L’errore di Füllkrug
Nella ripresa il Milan ha dato l’impressione di poter gestire, ma l’inerzia è cambiata rapidamente. Un gol annullato a Adrien Rabiot per uno stop di mano del subentrato Niclas Füllkrug ha rappresentato il preludio dell’episodio che ha inciso sul piano mentale. Poco dopo, Pavlovic è caduto in area, concedendo al centravanti tedesco l’occasione per chiudere la gara, ma Füllkrug dal rigore ha colpito l’esterno del palo destro, dando nuova fiducia al Pisa.
Il coraggio del Pisa
I toscani, infatti, hanno preso coraggio, hanno aumentato la pressione e, anche grazie alla freschezza dei nuovi entrati, hanno chiuso il Milan nella propria metà campo. Al 71’, la determinazione ha trovato sfogo nel lancio raccolto da Stojilkovic, che è scappato sulla sinistra: il suo cross basso, dopo un rimpallo, è finito sul destro di Loyola, che ha avuto tempo e spazio per battere Maignan con freddezza.
Le carte di Allegri
Per ritrovare il vantaggio, Massimiliano Allegri ha inserito prima Rafael Leao e poi Christian Pulisic. Il più propositivo è rimasto Rabiot, protagonista di diverse accelerazioni sulla sinistra. Dopo un contropiede del Pisa non concretizzato, è arrivata la giocata del campione.
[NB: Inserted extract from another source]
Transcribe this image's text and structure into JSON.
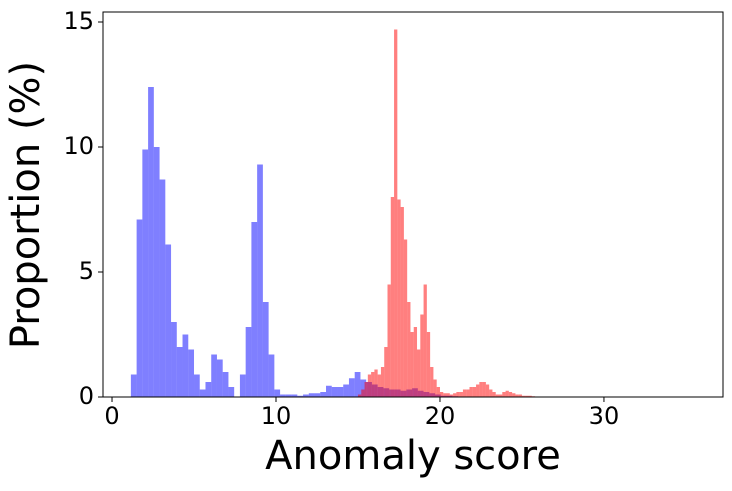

Dal limite Modric ha servito Ricci, che gli ha restituito il pallone da terra: il croato è entrato in area con il tempismo perfetto, si è liberato dell’ultimo marcatore e ha toccato di mezzo esterno con classe, superando Nicolas. Consapevole dell’importanza dei tre punti, Allegri ha tolto il già subentrato Füllkrug per inserire Koni De Winter e difendere il vantaggio, che ha resistito anche all’espulsione di Rabiot nel finale.